The above results suggest that senders spend some time regardless of whether their time positively impacts the recipient. The probability of working on the task more than 10 min, however, increases significantly by 68 % when working has a monetary impact compared to no monetary impact (Table 2, column 5, p-value <0.001). Furthermore, this does not significantly differ whether or not the recipient is in the laboratory (Table 2, column 6, p-value  = 0.977). There might be a variety of reasons why senders stay in the laboratory a couple of minutes, but whether or not staying has a prosocial impact is a significant factor for staying longer.

5.4 Result 3: the higher the sender’s opportunity cost, the less she works

Making use of the elicited opportunity costs of time (WTA), we look at whether the senders’ opportunity costs (Mean = 17.43, SD = 11.52) are correlated with the working time.Footnote 16

Table 3 shows that the WTA is significantly correlated in all of the specifications (all p-values <0.013).

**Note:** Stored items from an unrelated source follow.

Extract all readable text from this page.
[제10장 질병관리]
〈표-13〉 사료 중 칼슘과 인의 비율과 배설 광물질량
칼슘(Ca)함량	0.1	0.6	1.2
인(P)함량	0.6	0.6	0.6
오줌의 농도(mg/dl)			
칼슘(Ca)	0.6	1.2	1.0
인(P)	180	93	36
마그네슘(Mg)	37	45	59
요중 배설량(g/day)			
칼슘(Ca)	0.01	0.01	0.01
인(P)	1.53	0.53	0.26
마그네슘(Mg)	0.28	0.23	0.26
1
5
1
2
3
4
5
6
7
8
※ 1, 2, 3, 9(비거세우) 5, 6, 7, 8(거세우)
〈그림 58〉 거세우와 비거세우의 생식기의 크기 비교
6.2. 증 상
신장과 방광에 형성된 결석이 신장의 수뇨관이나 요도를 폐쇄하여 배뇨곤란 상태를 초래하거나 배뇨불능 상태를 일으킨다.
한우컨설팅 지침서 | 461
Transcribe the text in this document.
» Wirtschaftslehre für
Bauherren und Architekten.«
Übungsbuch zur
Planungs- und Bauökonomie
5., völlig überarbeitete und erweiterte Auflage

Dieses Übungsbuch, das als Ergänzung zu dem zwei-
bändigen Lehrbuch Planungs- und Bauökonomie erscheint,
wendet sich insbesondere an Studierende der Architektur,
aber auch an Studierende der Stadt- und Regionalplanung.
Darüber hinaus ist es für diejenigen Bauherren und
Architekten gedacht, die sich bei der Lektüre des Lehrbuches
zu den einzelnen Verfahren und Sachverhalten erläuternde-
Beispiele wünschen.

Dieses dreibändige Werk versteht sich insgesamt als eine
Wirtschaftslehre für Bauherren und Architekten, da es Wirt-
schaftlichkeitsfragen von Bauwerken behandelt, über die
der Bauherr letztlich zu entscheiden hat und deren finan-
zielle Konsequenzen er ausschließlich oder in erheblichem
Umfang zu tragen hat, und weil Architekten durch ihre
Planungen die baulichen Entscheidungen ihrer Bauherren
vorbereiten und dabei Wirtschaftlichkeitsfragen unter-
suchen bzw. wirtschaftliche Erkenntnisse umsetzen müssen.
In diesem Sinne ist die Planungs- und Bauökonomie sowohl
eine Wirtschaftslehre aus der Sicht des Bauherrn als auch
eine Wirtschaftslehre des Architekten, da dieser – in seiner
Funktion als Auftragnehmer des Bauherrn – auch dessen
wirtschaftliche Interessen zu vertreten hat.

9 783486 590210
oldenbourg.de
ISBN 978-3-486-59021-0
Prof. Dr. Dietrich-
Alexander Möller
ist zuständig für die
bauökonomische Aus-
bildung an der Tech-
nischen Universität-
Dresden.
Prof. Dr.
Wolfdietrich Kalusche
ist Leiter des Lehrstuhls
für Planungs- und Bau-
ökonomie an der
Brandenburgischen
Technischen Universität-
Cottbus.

Model (2) shows, for instance, that a 1€ increase in senders’ WTA is associated with a 3 % higher hazard of leaving the laboratory.

Interestingly, all 3 subjects who stayed more than 70 min in the ReLab0 treatment had a WTA of less than 12 (which would be a possible hourly wage for the recipient in the experiment). Antisocial behavior may thus be only present if it is less costly.Footnote 17

Table 3 Opportunity costs and working time

6 Conclusion

This study addresses the question of whether individuals will spend time in order to help to increase the earnings of an exogenously disadvantaged recipient. Moreover, it considers the role played by opportunity costs of time.

The sender’s payoff remains unchanged and is paid before the beginning of the experiment. The task is tedious and time-consuming. The strict anonymity arrangements, freedom to leave the laboratory at any time, and a task which is equally demanding for all subjects are important features of our experiment. Furthermore, this design and procedure rule out concerns about reputation and peer effects, leaving no room for signaling one’s generosity.

We find that senders generate money for recipients and therefore spend a non-negligible amount of time in the laboratory. This holds regardless of the time invested by the receiving party. Unlike the findings of Hoffman et al. (1996), rigorous anonymity conditions do not provoke egoistic behavior in the treatments in which spending time has a monetary impact, supporting the findings of Berger et al. (2012).

The data further show that the presence of the recipient in the laboratory is important if working has no monetary impact. Some senders are willing to spend their time working in the laboratory even when recipients do not benefit but are required to stay in the laboratory for the same amount of time. This evidence for antisocial behavior is notable because senders not only destroy others time but also their own. Senders’ working time is further correlated with their incentivized opportunity costs.

While sharing and destroying monetary resources in the laboratory is already a part of the conventional wisdom, we provide clean evidence that prosocial and antisocial behavior is also present when it requires time expenditures.